Still, it feels overall a bit weaker to me post-420 tweet. I had expected more strength following the 2nd profitable quarter...
I don't know that I an informed opinion on this particular subject, since I'm not an investor and since I treasure my ignorance of financial matters.
But one thing that I do see repeated a lot by those who seem (to my admittedly somewhat pro-Tesla viewpoint) reasonably well informed and at least
somewhat objective on the performance of Tesla's stock, is that the average level of the stock price, consistently so far above what the enterprise value would be, is less of a reflection of what investors think about Tesla's current corporate performance, and more a reflection of what they see as Tesla's potential market will, or at least may, grow to be over the next few years.
So if TSLA hasn't been as buoyed up by the turn to what appears to be solid profitability, perhaps that's because there is an increasing awareness that the window of time in which Tesla can rapidly expand its market without any real competition, is closing. It looks to me like Tesla won't substantially increase its production this year, because the Fremont assembly plant is more than maxed out (why else would Tesla put partial assembly lines under tents in the parking lot?), and neither the Shanghai Gigafactory nor automotive assembly lines installed to produce the Model Y at Gigafactory 1 in Nevada, will be producing in high volume this year. (There is a dark horse candidate here: In comments to IEVs news articles, Nix keeps pointing out that Tesla plans a major expansion at Fremont.

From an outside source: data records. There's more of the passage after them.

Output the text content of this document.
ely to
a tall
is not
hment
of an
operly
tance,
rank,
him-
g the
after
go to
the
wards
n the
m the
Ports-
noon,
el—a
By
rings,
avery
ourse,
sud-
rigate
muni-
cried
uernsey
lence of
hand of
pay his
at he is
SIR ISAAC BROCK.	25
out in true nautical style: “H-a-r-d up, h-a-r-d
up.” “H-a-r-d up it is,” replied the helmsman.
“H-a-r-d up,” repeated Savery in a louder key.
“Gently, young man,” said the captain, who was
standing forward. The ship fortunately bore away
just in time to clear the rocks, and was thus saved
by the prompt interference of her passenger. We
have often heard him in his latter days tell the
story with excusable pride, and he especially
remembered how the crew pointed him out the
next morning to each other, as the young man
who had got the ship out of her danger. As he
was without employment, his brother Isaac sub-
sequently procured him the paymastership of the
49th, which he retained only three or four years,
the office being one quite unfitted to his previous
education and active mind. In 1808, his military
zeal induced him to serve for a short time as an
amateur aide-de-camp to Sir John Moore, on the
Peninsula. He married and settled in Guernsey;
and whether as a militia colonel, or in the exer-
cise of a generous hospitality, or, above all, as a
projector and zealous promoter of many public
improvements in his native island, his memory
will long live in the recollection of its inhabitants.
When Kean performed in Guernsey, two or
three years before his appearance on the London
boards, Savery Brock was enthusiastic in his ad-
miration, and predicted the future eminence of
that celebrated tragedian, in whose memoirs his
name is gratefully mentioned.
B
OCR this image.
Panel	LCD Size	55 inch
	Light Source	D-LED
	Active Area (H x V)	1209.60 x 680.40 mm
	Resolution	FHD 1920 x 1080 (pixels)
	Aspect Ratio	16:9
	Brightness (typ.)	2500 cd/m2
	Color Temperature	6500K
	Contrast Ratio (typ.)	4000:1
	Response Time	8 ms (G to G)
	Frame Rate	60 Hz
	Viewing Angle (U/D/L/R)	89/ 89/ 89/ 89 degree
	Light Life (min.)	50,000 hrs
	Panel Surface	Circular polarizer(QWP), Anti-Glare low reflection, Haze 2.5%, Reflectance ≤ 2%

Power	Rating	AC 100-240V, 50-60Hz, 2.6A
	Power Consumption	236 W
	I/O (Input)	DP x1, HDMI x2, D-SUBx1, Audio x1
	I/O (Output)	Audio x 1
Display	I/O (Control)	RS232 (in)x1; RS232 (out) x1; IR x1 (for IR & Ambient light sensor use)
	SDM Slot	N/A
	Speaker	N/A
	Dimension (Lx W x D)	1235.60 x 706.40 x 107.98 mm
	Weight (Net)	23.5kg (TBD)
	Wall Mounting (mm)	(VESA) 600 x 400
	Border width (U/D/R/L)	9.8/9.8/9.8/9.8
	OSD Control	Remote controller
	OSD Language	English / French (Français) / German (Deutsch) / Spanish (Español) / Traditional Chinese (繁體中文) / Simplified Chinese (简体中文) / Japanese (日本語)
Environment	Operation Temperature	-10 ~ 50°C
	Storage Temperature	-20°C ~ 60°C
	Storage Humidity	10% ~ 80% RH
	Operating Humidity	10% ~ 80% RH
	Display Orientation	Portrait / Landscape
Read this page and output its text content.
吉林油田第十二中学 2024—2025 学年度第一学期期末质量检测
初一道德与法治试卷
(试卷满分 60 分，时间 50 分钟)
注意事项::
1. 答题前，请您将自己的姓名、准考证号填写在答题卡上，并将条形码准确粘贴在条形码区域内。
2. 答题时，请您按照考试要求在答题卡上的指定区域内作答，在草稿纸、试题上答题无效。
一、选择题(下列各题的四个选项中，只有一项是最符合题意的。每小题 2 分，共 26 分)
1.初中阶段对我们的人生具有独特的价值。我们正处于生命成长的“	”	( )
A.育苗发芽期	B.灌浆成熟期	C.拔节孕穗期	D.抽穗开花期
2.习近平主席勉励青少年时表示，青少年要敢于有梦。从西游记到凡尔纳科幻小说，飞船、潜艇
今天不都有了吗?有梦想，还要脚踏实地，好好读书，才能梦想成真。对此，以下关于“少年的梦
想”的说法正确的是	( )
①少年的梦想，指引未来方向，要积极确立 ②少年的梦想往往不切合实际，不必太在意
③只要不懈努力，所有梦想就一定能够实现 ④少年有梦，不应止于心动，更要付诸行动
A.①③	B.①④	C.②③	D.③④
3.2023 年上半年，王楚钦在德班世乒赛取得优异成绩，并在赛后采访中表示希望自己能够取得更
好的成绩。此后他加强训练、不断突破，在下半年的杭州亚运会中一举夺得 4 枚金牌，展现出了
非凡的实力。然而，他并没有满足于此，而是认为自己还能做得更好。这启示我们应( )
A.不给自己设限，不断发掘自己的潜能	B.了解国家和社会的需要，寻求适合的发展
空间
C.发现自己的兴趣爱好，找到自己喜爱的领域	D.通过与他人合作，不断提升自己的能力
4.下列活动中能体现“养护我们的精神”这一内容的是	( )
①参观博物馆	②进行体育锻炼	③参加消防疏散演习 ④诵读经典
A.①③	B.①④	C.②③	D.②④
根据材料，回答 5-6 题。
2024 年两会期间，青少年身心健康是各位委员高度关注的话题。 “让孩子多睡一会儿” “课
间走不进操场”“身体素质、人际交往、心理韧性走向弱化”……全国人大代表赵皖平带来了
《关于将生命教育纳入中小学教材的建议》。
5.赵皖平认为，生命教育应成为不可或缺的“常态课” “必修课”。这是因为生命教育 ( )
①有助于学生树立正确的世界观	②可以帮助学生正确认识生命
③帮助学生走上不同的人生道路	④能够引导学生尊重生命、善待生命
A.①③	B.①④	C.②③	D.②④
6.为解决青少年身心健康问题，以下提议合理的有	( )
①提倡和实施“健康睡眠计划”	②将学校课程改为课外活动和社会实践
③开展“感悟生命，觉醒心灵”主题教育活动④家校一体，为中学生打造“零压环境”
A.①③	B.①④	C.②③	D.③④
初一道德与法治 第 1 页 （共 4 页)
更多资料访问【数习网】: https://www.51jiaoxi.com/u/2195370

Okay, but Tesla's own guidance for this year doesn't indicate the significant increase in production that Nix's remarks suggest.)
Next year is 2020, when reportedly, multiple legacy auto makers will be offering multiple plug-in EV models. And from the way they're talking, it seems reasonable to suppose that at least a few of those models -- from Volkswagen, if nobody else -- will be aimed at volume production and volume sales. So it
looks like Tesla will start getting some serious competition starting next year. As an EV advocate, I look forward to that! ...even tho it won't be good for Tesla's stock price.
Of course, Elon's somewhat erratic behavior isn't helping investor confidence. I don't mean Elon taking a single drag off a doobie offered to him by the host of a marathon late-night podcast; it amazes me that that story lasted more than a day. No, I mean behaviors which cause a reasonable person to seriously question Elon's fitness to be the day-to-day CEO of a large and growing multi-billion dollar company like Tesla Inc. -- make that multiple
tens of billions of revenue per year; most notably Elon's inability to filter his own remarks on Twitter, as well as disrespecting in a rather public way the SEC and disrespecting the agreement that he made
with the SEC, over the very ill-advised remarks about Tesla financing which he infamously blurted out on Twitter.
Still, reading remarks from various sources, I think most investors still think Tesla is better off with Elon than without him. I have to agree that with very nearly anyone else on Earth at the helm, Tesla would likely have gone bankrupt years ago, or at best would be a tiny boutique auto maker, with very modest plans for year-on-year growth. Under just about anyone else, Tesla would at best be dreaming of becoming as big as Porsche, instead of dreaming of becoming as big as GM or Toyota or Volkswagen... or even bigger!